Exterior View, Medical and Graduate Education Building at Columbia University; courtesy of DS+R in collaboration with Gensler
In each of the ‘ribbon’ projects, the individual is on full display, they are the live video stream and the curtain wall is the monitor. Individuals are no longer aware of the surveillance camera because the camera is no longer there. They are in fact the performance screen itself. The connection is, in each instance, oversized landings enable gathering spaces, theatrical stages for the viewing pleasure of the voyeur.

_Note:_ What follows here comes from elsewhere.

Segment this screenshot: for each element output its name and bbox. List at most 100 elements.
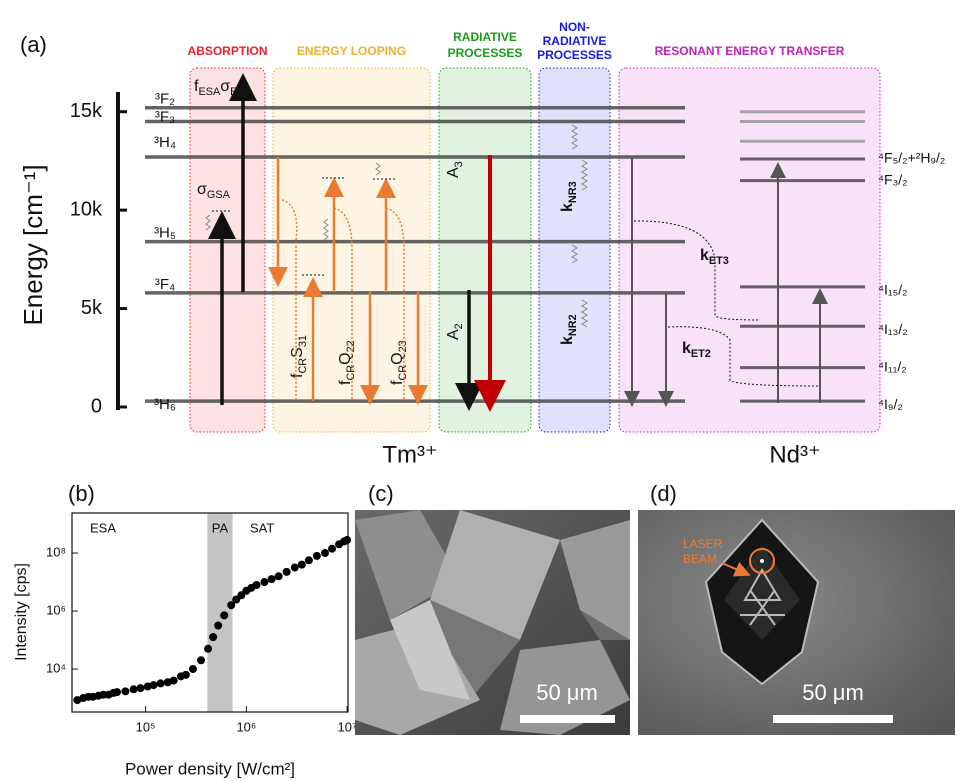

In Eyebeam, visitors and residents are combined; Museum of Image and Sound offers a promenade as ‘vertical boulevard’; and Columbia provides ‘the study cascade’ where the snaking form of the circulation engages the facade.
“Vertical Boulevard,” extension of beach promenade along façade, The Museum of Image and Sound; courtesy of DS+R
The Extraordinary Everyday
Just as Henri Lefevbre suggested transformation of everyday life could be found in the very processes of everyday life, it is suggested DS+R use the stair to critique the everyday condition of an individual-in-space at a point in time. The stair is used beyond mere ordinary function to be made absurd or extraordinary; it is projected forward for the viewer to take as it is or take something from.
The stair, when thrust to the elevation as social activator, becomes the performance screen or backdrop with the focus on the individual and their movement, the façade exposes and/or transmits. People are free to roam but are complicit in their own surveillance. The viewer-turned-voyeur once experienced vertigo and is now exposed as the object to be viewed.
“The stair is essentially a two-way street of acceptance.”
In the DS+R oeuvre, they first develop theatrical installations as body-in-space, to stairs bisecting program and disassociating views, to the stair as truly theatrical architecture. DS+R are imploring the viewer to suspend disbelief, to look beyond the stair as a conventional stair, and instead to see a collection of individuals as an animated façade as a picture of everyday life.
And for the individuals to use the stair not as a typical stair, but — as Rosencrantz and Guildenstern are Dead demands the actors accept they are in a play for their audience to accept the suspension of disbelief — to improvise its use. The stair is essentially a two-way street of acceptance.